Ainda segundo Mendes, dados do Instituto Brasileiro de Geografia e Estatística (IBGE) sobre a educação no Brasil apontam que o analfabetismo é três vezes maior na população preta e que dos 15 milhões de desempregados, 9 milhões são pretos.
O secretário do Partido Verde-Afro, Max Reis, elencou estatísticas preocupantes em relação ao povo negro em Roraima. Segundo ele, a população preta no Estado é de 50 mil e é a que mais morre por motivos violentos. “Os dados nos mostram que de 2016 a 2018, o índice de negros mortos chegou a 87%. Somos os mais discriminados”, destacou.
O questionamento foi inevitável. “Quantos negros ocupam os espaços públicos em Roraima? Temos deputado negro? Governador? Apenas um negro ocupou um cargo importante há muitos anos, a Prefeitura de Boa Vista, e nunca mais colocamos ninguém lá”, se referindo ao ex-prefeito e ex-deputado estadual Barac da Silva Bento.
Num discurso emocionado, o advogado membro da Comissão de Igualdade Racial da OAB-RR, Hygor Vinícius Carvalho dos Santos afirmou que as discussões são dedicadas à reflexão sobre a inserção do preto na sociedade brasileira e que o racismo estrutural corrompe e massacra a democracia. “Somos heróis da nossa própria resistência. Quando um preto caiu, todos nós caímos, mas nos levantamos em seguida. O racismo está presente e precisamos quebrar essa barreira tão cruel”, avaliou.

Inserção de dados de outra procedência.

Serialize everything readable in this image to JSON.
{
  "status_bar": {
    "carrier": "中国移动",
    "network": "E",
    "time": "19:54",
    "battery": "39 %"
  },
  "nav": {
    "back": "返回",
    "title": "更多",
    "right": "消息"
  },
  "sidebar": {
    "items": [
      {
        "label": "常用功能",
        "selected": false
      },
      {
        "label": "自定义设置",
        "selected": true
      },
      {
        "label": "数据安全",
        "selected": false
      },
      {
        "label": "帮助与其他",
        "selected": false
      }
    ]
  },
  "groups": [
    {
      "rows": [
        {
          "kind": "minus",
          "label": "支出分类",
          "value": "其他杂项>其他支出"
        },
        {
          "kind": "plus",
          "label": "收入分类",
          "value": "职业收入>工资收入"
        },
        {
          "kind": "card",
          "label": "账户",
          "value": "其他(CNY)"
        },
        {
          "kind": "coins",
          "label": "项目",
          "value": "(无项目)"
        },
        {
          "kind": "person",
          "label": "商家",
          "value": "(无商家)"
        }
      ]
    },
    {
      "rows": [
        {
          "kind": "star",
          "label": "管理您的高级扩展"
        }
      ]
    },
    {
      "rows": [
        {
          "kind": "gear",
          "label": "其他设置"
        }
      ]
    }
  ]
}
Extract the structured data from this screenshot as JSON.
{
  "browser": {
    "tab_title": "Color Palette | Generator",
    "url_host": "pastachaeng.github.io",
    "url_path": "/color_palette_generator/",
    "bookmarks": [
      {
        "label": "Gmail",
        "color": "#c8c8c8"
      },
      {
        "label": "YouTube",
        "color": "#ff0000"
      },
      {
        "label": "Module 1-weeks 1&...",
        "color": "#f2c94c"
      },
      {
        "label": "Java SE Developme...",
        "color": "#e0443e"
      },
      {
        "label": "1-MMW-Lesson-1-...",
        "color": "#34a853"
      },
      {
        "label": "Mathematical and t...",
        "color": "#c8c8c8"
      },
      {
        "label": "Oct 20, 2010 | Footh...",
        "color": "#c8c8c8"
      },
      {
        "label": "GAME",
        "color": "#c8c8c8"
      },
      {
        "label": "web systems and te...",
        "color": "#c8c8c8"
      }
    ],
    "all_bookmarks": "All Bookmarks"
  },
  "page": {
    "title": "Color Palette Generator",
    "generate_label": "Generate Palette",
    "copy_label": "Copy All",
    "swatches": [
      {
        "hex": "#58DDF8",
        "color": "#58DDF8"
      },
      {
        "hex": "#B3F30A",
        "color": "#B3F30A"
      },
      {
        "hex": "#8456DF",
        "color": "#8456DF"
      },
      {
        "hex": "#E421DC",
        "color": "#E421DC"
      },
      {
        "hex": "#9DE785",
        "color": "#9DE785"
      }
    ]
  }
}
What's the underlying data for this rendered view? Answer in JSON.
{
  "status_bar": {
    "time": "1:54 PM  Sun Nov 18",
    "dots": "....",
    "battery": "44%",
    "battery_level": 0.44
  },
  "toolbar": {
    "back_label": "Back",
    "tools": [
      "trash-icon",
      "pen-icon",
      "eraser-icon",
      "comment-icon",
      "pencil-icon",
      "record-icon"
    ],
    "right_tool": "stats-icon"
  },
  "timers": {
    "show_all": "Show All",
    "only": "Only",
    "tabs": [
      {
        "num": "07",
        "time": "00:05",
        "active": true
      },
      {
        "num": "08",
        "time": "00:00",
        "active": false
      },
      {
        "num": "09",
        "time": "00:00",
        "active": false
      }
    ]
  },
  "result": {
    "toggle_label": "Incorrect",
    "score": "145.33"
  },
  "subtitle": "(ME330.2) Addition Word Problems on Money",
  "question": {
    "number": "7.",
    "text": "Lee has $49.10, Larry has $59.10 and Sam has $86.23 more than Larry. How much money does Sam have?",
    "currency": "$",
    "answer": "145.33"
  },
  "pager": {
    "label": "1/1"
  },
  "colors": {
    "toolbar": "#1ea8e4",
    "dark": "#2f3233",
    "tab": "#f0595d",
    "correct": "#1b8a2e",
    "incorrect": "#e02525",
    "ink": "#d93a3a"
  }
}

O ativista socioambiental e acadêmico de Direito e Políticas Públicas Yano Rodrigues da Silva falou sobre racismo estrutural e institucional. Parafraseando Marielle Franco, militante pela causa preta e vereadora do Rio de Janeiro, morta em 2018, ele contextualizou a história racista brasileira.
“Marielle Franco dizia que o corpo negro é elemento central da reprodução das desigualdades, pois está nos cárceres, favelas e periferias. Por muitos anos, o país não buscou promover políticas públicas que pudessem rever os danos causados pelo sistema escravocrata e com o governo que temos hoje, esse problema se agrava”, observou.
O presidente da Associação dos Moradores do Bairro Operário e presidente do Solidariedade Jovem Roraima, Mateus Rodrigues, propôs a elaboração de um documento para criação de políticas públicas afirmativas para a população preta. A intenção é entregar o relatório aos deputados estaduais na construção de projetos de lei.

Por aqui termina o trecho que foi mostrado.